The amount of the down payment, the size of the mortgage loan, the interest rate, the length of the repayment term and payment schedule will all affect the size of your mortgage payment.
How does the interest rate factor in securing a mortgage loan?
A lower interest rate allows you to borrow more money than a high rate with the same monthly payment. Interest rates can fluctuate as you shop for a loan, so ask lenders if they offer a rate “lock-in” which guarantees a specific interest rate for a certain period of time. Remember that a lender must disclose the Annual Percentage Rate (APR) of a loan to you. The APR shows the cost of a mortgage loan by expressing it in terms of a yearly interest rate. It is generally higher than the interest rate because it also includes the cost of points, mortgage insurance and other fees included in the loan.
What is an escrow account? Do I need one?
Established by your lender, an escrow account is a place to set aside a portion of your monthly mortgage payment to cover annual charges for homeowner’s insurance, mortgage insurance (if applicable) and property taxes. Escrow accounts are a good idea because they assure money will always be available for these payments.
What steps need to be taken to secure a loan?
The first step in securing a loan is to complete a loan application. To do so, you’ll need the following information:
- Paystubs for the past 2-3 months
- W-2 forms for the past 2 years
- Information on long-term debts
- Recent bank statements
- Tax returns for the past 2 years
- Proof of any other income
- Address and description of the property you wish to buy
- Sales contract
During the application process, the lender will order a report on your credit history and a professional appraisal of the property you want to purchase.

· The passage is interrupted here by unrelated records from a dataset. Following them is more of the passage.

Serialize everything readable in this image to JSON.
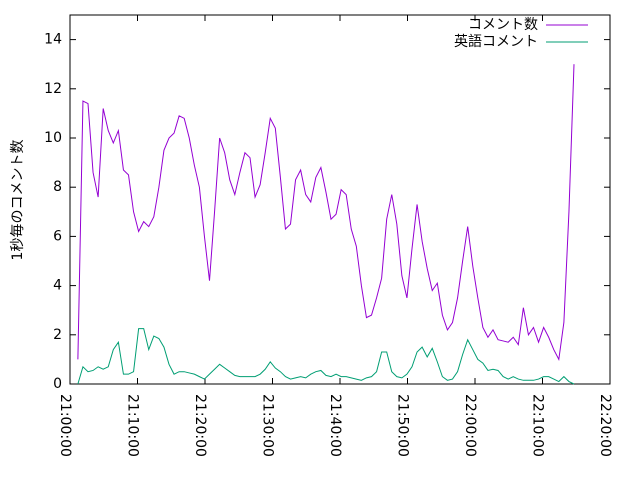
{
  "chart_data": {
    "type": "line",
    "ylabel": "1秒毎のコメント数",
    "x": [
      "21:01:10",
      "21:01:55",
      "21:02:40",
      "21:03:25",
      "21:04:10",
      "21:04:55",
      "21:05:40",
      "21:06:25",
      "21:07:10",
      "21:07:55",
      "21:08:40",
      "21:09:25",
      "21:10:10",
      "21:10:55",
      "21:11:40",
      "21:12:25",
      "21:13:10",
      "21:13:55",
      "21:14:40",
      "21:15:25",
      "21:16:10",
      "21:16:55",
      "21:17:40",
      "21:18:25",
      "21:19:10",
      "21:19:55",
      "21:20:40",
      "21:21:25",
      "21:22:10",
      "21:22:55",
      "21:23:40",
      "21:24:25",
      "21:25:10",
      "21:25:55",
      "21:26:40",
      "21:27:25",
      "21:28:10",
      "21:28:55",
      "21:29:40",
      "21:30:25",
      "21:31:10",
      "21:31:55",
      "21:32:40",
      "21:33:25",
      "21:34:10",
      "21:34:55",
      "21:35:40",
      "21:36:25",
      "21:37:10",
      "21:37:55",
      "21:38:40",
      "21:39:25",
      "21:40:10",
      "21:40:55",
      "21:41:40",
      "21:42:25",
      "21:43:10",
      "21:43:55",
      "21:44:40",
      "21:45:25",
      "21:46:10",
      "21:46:55",
      "21:47:40",
      "21:48:25",
      "21:49:10",
      "21:49:55",
      "21:50:40",
      "21:51:25",
      "21:52:10",
      "21:52:55",
      "21:53:40",
      "21:54:25",
      "21:55:10",
      "21:55:55",
      "21:56:40",
      "21:57:25",
      "21:58:10",
      "21:58:55",
      "21:59:40",
      "22:00:25",
      "22:01:10",
      "22:01:55",
      "22:02:40",
      "22:03:25",
      "22:04:10",
      "22:04:55",
      "22:05:40",
      "22:06:25",
      "22:07:10",
      "22:07:55",
      "22:08:40",
      "22:09:25",
      "22:10:10",
      "22:10:55",
      "22:11:40",
      "22:12:25",
      "22:13:10",
      "22:13:55",
      "22:14:40"
    ],
    "series": [
      {
        "name": "コメント数",
        "color": "#9400d3",
        "values": [
          1.0,
          11.5,
          11.4,
          8.6,
          7.6,
          11.2,
          10.3,
          9.8,
          10.3,
          8.7,
          8.5,
          7,
          6.2,
          6.6,
          6.4,
          6.8,
          8,
          9.5,
          10,
          10.2,
          10.9,
          10.8,
          10,
          8.9,
          8,
          6,
          4.2,
          7,
          10,
          9.4,
          8.3,
          7.7,
          8.6,
          9.4,
          9.2,
          7.6,
          8.1,
          9.4,
          10.8,
          10.4,
          8.4,
          6.3,
          6.5,
          8.3,
          8.7,
          7.7,
          7.4,
          8.4,
          8.8,
          7.8,
          6.7,
          6.9,
          7.9,
          7.7,
          6.3,
          5.6,
          4,
          2.7,
          2.8,
          3.5,
          4.3,
          6.7,
          7.7,
          6.5,
          4.4,
          3.5,
          5.5,
          7.3,
          5.8,
          4.7,
          3.8,
          4.1,
          2.8,
          2.2,
          2.5,
          3.5,
          5,
          6.4,
          4.8,
          3.5,
          2.3,
          1.9,
          2.2,
          1.8,
          1.75,
          1.7,
          1.9,
          1.6,
          3.1,
          2,
          2.3,
          1.7,
          2.3,
          1.9,
          1.4,
          1.0,
          2.5,
          7,
          13
        ]
      },
      {
        "name": "英語コメント",
        "color": "#009e73",
        "values": [
          0,
          0.7,
          0.5,
          0.55,
          0.7,
          0.6,
          0.7,
          1.4,
          1.7,
          0.4,
          0.4,
          0.5,
          2.25,
          2.25,
          1.4,
          1.95,
          1.85,
          1.5,
          0.8,
          0.4,
          0.5,
          0.5,
          0.45,
          0.4,
          0.3,
          0.2,
          0.4,
          0.6,
          0.8,
          0.65,
          0.5,
          0.35,
          0.3,
          0.3,
          0.3,
          0.3,
          0.4,
          0.6,
          0.9,
          0.65,
          0.5,
          0.3,
          0.2,
          0.25,
          0.3,
          0.25,
          0.4,
          0.5,
          0.55,
          0.35,
          0.3,
          0.4,
          0.3,
          0.3,
          0.25,
          0.2,
          0.15,
          0.25,
          0.3,
          0.5,
          1.3,
          1.3,
          0.5,
          0.3,
          0.25,
          0.4,
          0.7,
          1.3,
          1.5,
          1.1,
          1.45,
          0.9,
          0.3,
          0.15,
          0.2,
          0.5,
          1.2,
          1.8,
          1.4,
          1.0,
          0.85,
          0.55,
          0.6,
          0.55,
          0.3,
          0.2,
          0.3,
          0.2,
          0.15,
          0.15,
          0.15,
          0.2,
          0.3,
          0.3,
          0.2,
          0.1,
          0.3,
          0.1,
          0
        ]
      }
    ],
    "xlim": [
      "21:00:00",
      "22:20:00"
    ],
    "xticks": [
      "21:00:00",
      "21:10:00",
      "21:20:00",
      "21:30:00",
      "21:40:00",
      "21:50:00",
      "22:00:00",
      "22:10:00",
      "22:20:00"
    ],
    "ylim": [
      0,
      15
    ],
    "yticks": [
      0,
      2,
      4,
      6,
      8,
      10,
      12,
      14
    ],
    "grid": false,
    "legend": "top right"
  }
}
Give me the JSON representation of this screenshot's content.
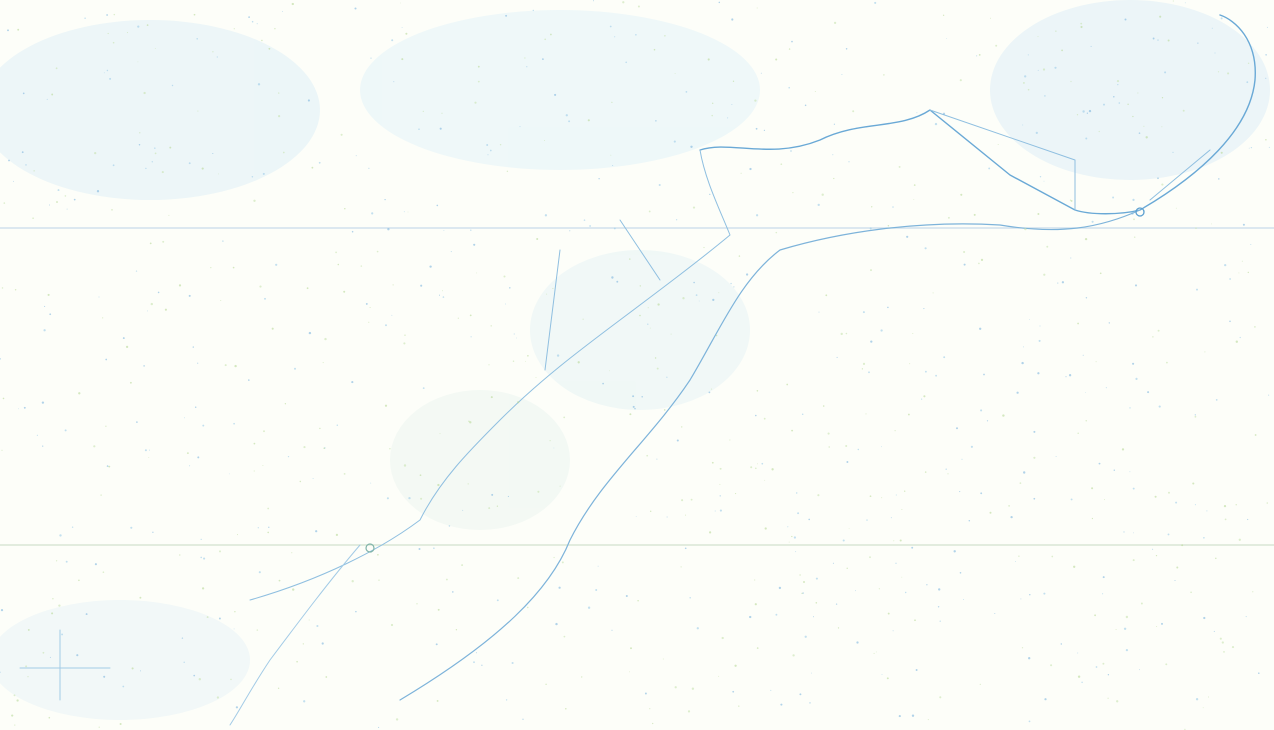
{
  "map": {
    "labels": []
  }
}
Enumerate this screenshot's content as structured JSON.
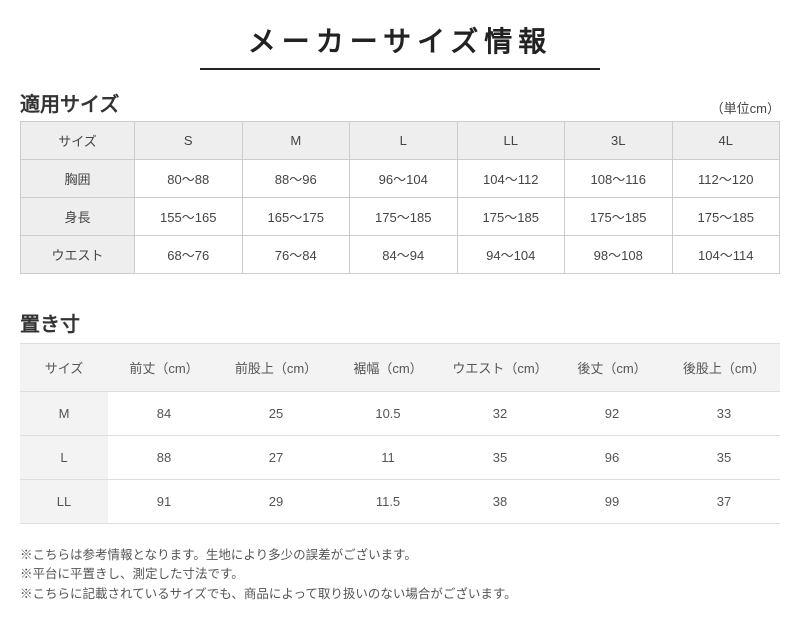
{
  "page_title": "メーカーサイズ情報",
  "section1": {
    "title": "適用サイズ",
    "unit_label": "（単位cm）",
    "size_label": "サイズ",
    "columns": [
      "S",
      "M",
      "L",
      "LL",
      "3L",
      "4L"
    ],
    "rows": [
      {
        "label": "胸囲",
        "cells": [
          "80～88",
          "88～96",
          "96～104",
          "104～112",
          "108～116",
          "112～120"
        ]
      },
      {
        "label": "身長",
        "cells": [
          "155～165",
          "165～175",
          "175～185",
          "175～185",
          "175～185",
          "175～185"
        ]
      },
      {
        "label": "ウエスト",
        "cells": [
          "68～76",
          "76～84",
          "84～94",
          "94～104",
          "98～108",
          "104～114"
        ]
      }
    ]
  },
  "section2": {
    "title": "置き寸",
    "size_label": "サイズ",
    "columns": [
      "前丈（cm）",
      "前股上（cm）",
      "裾幅（cm）",
      "ウエスト（cm）",
      "後丈（cm）",
      "後股上（cm）"
    ],
    "rows": [
      {
        "label": "M",
        "cells": [
          "84",
          "25",
          "10.5",
          "32",
          "92",
          "33"
        ]
      },
      {
        "label": "L",
        "cells": [
          "88",
          "27",
          "11",
          "35",
          "96",
          "35"
        ]
      },
      {
        "label": "LL",
        "cells": [
          "91",
          "29",
          "11.5",
          "38",
          "99",
          "37"
        ]
      }
    ]
  },
  "notes": [
    "※こちらは参考情報となります。生地により多少の誤差がございます。",
    "※平台に平置きし、測定した寸法です。",
    "※こちらに記載されているサイズでも、商品によって取り扱いのない場合がございます。"
  ],
  "colors": {
    "border": "#cccccc",
    "header_bg": "#eeeeee",
    "header_bg2": "#f3f3f3",
    "text": "#333333",
    "background": "#ffffff"
  }
}
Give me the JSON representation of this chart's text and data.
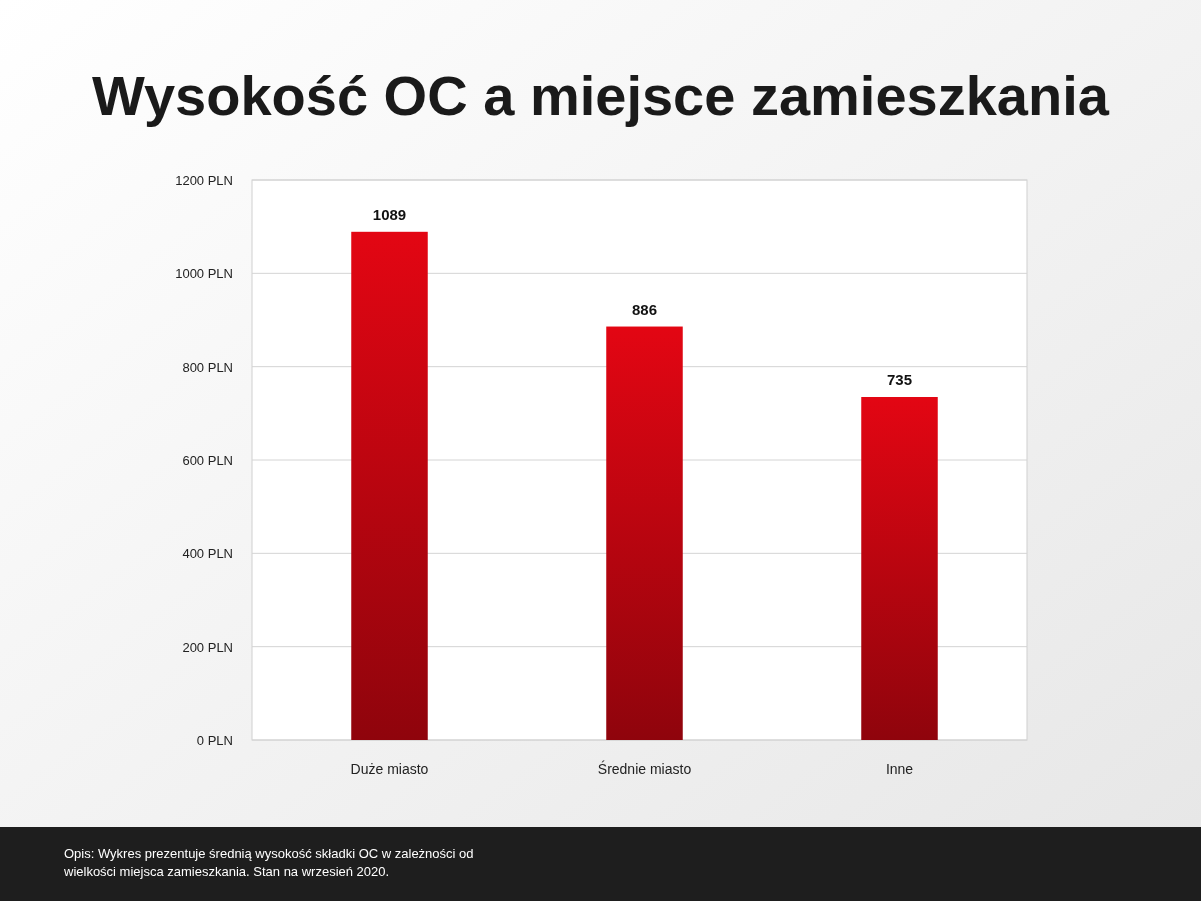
{
  "chart_data": {
    "type": "bar",
    "title": "Wysokość OC a miejsce zamieszkania",
    "categories": [
      "Duże miasto",
      "Średnie miasto",
      "Inne"
    ],
    "values": [
      1089,
      886,
      735
    ],
    "color": "#e30613",
    "ylim": [
      0,
      1200
    ],
    "yticks": [
      {
        "value": 0,
        "label": "0 PLN"
      },
      {
        "value": 200,
        "label": "200 PLN"
      },
      {
        "value": 400,
        "label": "400 PLN"
      },
      {
        "value": 600,
        "label": "600 PLN"
      },
      {
        "value": 800,
        "label": "800 PLN"
      },
      {
        "value": 1000,
        "label": "1000 PLN"
      },
      {
        "value": 1200,
        "label": "1200 PLN"
      }
    ],
    "grid": "y",
    "data_labels": true,
    "annotations": [
      "Opis: Wykres prezentuje średnią wysokość składki OC w zależności od wielkości miejsca zamieszkania. Stan na wrzesień 2020."
    ]
  }
}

What happens after I’ve applied for my loan?
It usually takes 4-6 weeks to complete the evaluation of your application. It’s not unusual for the lender to ask for more information once the application has been submitted. The sooner you can provide the information, the faster your application will be processed. Once all the information has been verified the lender will call you to let you know the outcome of your application. If the loan is approved, a closing date is set up and the lender will review the closing with you. After the closing, you’ll be able to move into your new home.